How AI Development Is Reshaping Commodity Markets

Data centres currently account for roughly 1–2% of global electricity consumption. By 2030, depending on the pace of AI deployment, estimates from the IEA and Goldman Sachs suggest that figure could reach 3–4% — with AI inference workloads as the primary driver. Unlike traditional enterprise computing, which runs on predictable schedules, AI inference is always-on: every ChatGPT query, every API call, every real-time recommendation system draws power continuously.

The implication for natural gas is significant. Renewable capacity is being added rapidly, but it cannot be dispatched on demand. When a hyperscaler needs 500MW of guaranteed baseload power for a new data centre campus, gas turbines are the answer — not solar panels. This is already showing up in US power market data: several grid operators have reversed previous forecasts of flat electricity demand and now project sustained growth through the end of the decade.

Nuclear power is experiencing a related renaissance. Microsoft signed a deal to restart Three Mile Island. Google has contracted for small modular reactor capacity. Amazon has acquired a data centre campus directly adjacent to a nuclear plant. Uranium, after a decade of bear market following Fukushima, has entered a structural bull cycle driven in part by AI's insatiable appetite for clean, firm, baseload power.

A hyperscale data centre is an extraordinarily copper-intensive structure. Power distribution systems, server racks, cooling infrastructure, fibre runs, and the transmission lines that connect the facility to the grid all require copper. Estimates suggest a large data centre campus (100–500MW) requires 20–40 tonnes of copper per megawatt of capacity — comparable to the copper intensity of offshore wind. With hundreds of new data centre campuses announced globally through 2027, the incremental copper demand from AI infrastructure alone could represent several hundred thousand tonnes per year.

Aluminium follows a similar logic. Liquid cooling systems — increasingly preferred over air cooling for high-density AI chips — use aluminium heat exchangers and manifolds. Transmission infrastructure upgrades, required to connect new data centre campuses to the grid, are heavily aluminium-intensive in overhead lines. And the chassis of every server rack, every network switch, every UPS system is aluminium.

The timing creates a problem: copper mine supply is structurally constrained. No major new mine has come online in the past decade without significant delays and cost overruns. Chilean grades are declining. The pipeline of projects that could add meaningful supply before 2030 is thin. AI-driven demand is arriving into a market that was already structurally tight due to the energy transition — the two demand shocks are compounding.

AI accelerators — Nvidia GPUs, Google TPUs, custom ASICs — require a specific set of critical minerals at scale. High-purity silicon for wafers. Cobalt and tantalum for capacitors. Indium for displays and transistors. Gallium and germanium for compound semiconductors. These are not commodities in the traditional sense — they do not trade on exchanges with transparent price discovery — but their supply dynamics are increasingly central to AI development timelines.

China controls refining capacity for many of these materials at levels that dwarf its share of raw ore production. It refines roughly 80% of the world's gallium, 60% of germanium, and dominates rare earth processing globally. When China imposed export controls on gallium and germanium in 2023 — framed as a response to US chip export restrictions — it demonstrated that the critical mineral supply chain is a geopolitical pressure point, not just a manufacturing input.

For commodity analysts, the actionable insight is that AI chip demand creates a new class of concentrated supply risk.
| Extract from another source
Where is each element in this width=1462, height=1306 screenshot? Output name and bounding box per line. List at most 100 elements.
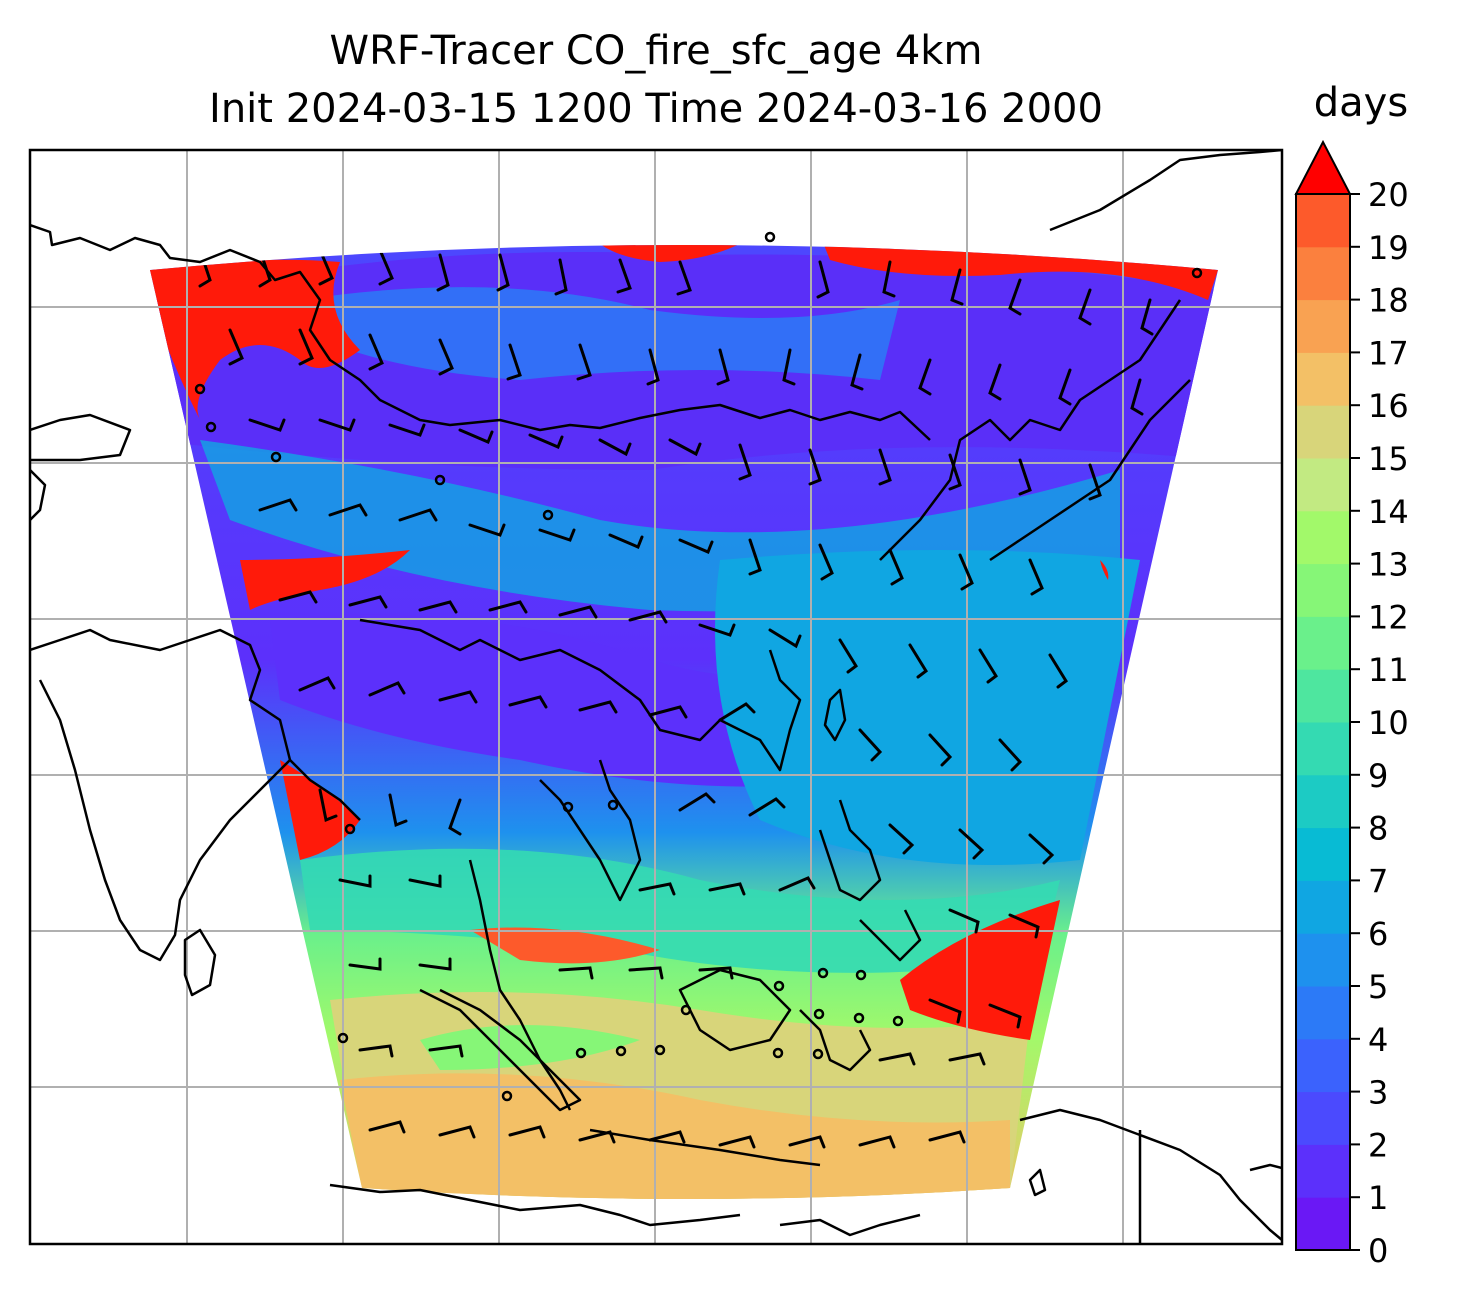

Unlike copper or oil, where disruptions are priced into liquid futures markets, disruptions in gallium or high-purity quartz (used in chip furnaces) are invisible until they manifest as production delays — at which point the impact is transmitted indirectly through tech earnings and capex cuts.

Data centres are thirsty. Evaporative cooling towers — the dominant cooling method for large facilities — consume between 1 and 5 litres of water per kilowatt-hour of electricity consumed. A 100MW data centre running continuously can consume 1–5 billion litres of water per year. Microsoft's data centres consumed 1.7 billion litres of water in 2021; by 2022 that figure had grown to 6.4 billion litres, driven largely by AI workloads from ChatGPT training and inference.

This is creating direct conflicts with agricultural and municipal water users in regions where data centres are concentrated — Northern Virginia, Phoenix, central Iowa, the Netherlands. Water utilities in several of these areas have begun reporting increased industrial demand from hyperscalers as a material factor in their capacity planning. In drought-prone regions, regulators are starting to impose water use restrictions on new data centre permitting.

Water is not a commodity that trades globally, but it is a constraint that increasingly affects where AI infrastructure can be built, how quickly it can be permitted, and what its operating costs will be. For investors in agricultural commodities, the competition for water between AI data centres and irrigation in arid farming regions is an underappreciated long-term risk.